“Baik. Semua baik, Nyonya Ong. Banyak istirahat, jaga makanan, juga jalan pagi,” begitu selalu dokter Nasir, dokter sepuh langganan keluarga kami dulu selalu mengatakan kepadaku, dengan senyum lebarnya yang sulit untuk dilupakan siapa pun yang pernah mengenalnya. Namun, tidak hari itu.
“Saya belum bisa memastikan, Nyonya. Harus dicek dulu di laboratorium,” katanya tanpa senyum saat memeriksa dan mendengarkan keluhanku. Kakiku sudah sering sekali kesemutan dan gerakanku sudah semakin lamban. Aku sering sekali melupakan hal-hal yang dulu begitu mudah kuingat. Itu jelas tanda-tanda penuaan, penurunan dan kepikunan yang berlangsung amat cepat. Wajah dokter Nasir terlihat kuatir. Dari perubahan sikap dan cara bicaranya kusimpulkan bahwa keadaanku memang sudah amat menurun. Dalam perjalanan pulang dengan beechia dari tempat praktiknya, aku terus melamun.
Sudah bertahun-tahun aku memohon pada Sang Maha Kuasa, agar mengambil Giok sebelum dia mengambilku. Jika aku mati sebelum dia, tidak ada yang akan peduli kepadanya. Saudara-saudaranya tak mungkin peduli merawatnya seperti aku. Para kuliwo bahkan tak mau mencuci celana dalamnya yang selalu belepotan lendir kemaluan, kencing dan terkadang tahi saat Giok tidak keburu membukanya saat kebelet berak.
Aku tahu, jika aku mati sebelum dia, saudara-saudaranya hanya akan membuangnya di rumah sakit jiwa. Orang-orang di sana tidak akan mengurusnya. Dokter dan perawat akan menyuntiknya dengan obat bius saat dia mengamuk. Petugas keamanan akan mengikat dan memukulinya. Sesama penghuni akan mengeroyoknya.

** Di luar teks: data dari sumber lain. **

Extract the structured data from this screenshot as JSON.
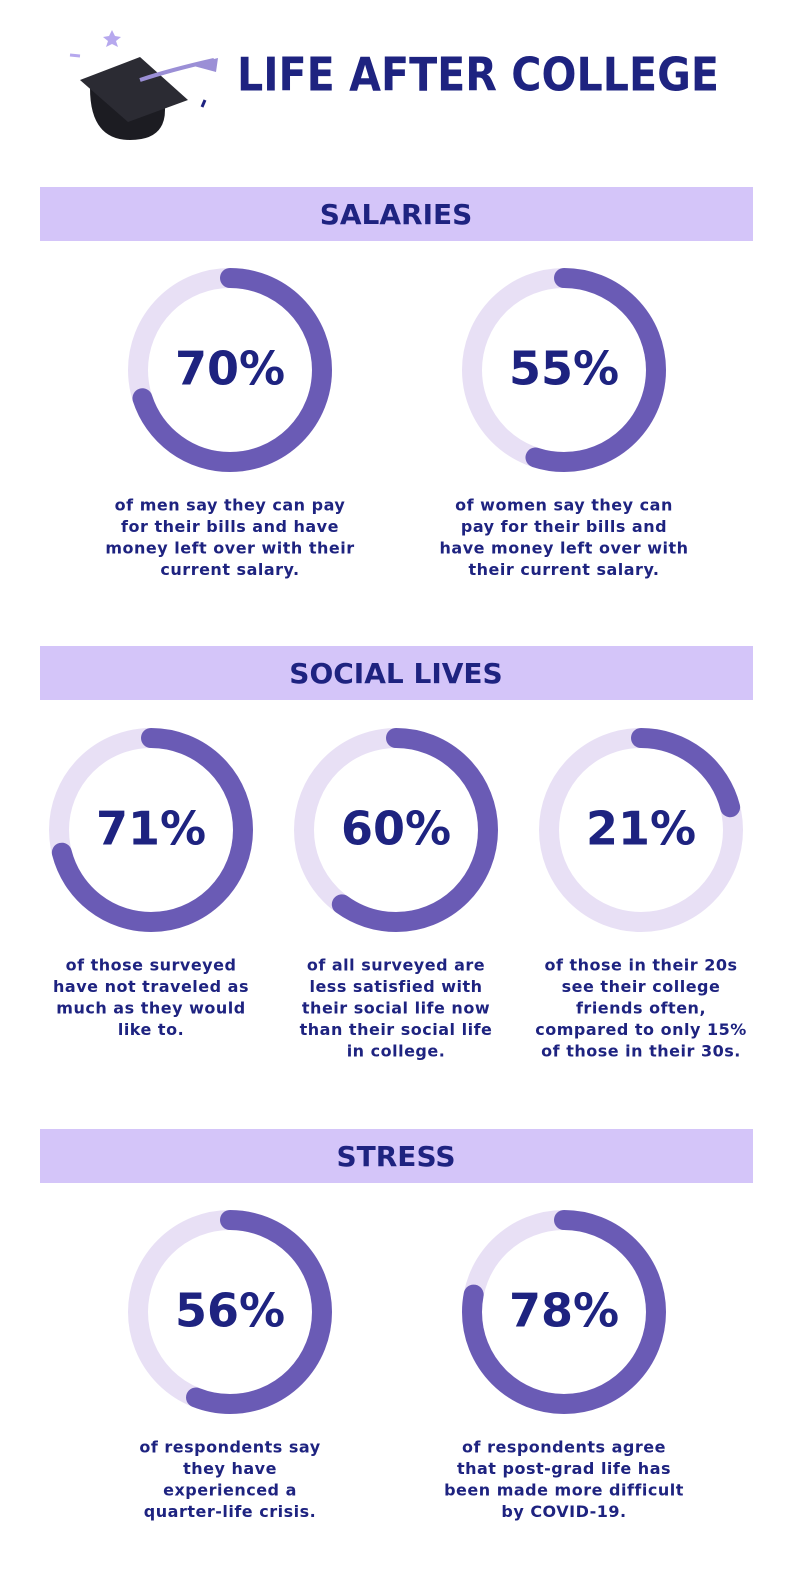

Suatu hari, dalam keputusasaanku, aku dikuasai pikiran yang amat buruk. Aku harus berbuat sesuatu sebelum aku menjadi pikun dan lumpuh. Dengan pengetahuan yang diajarkan ibuku dulu sekali di rumah besar di Fuqing, aku bisa meramu berbagai ramuan. Ada ramuan yang bisa membuat orang sembuh. Dan ada yang bisa membuat orang … mati.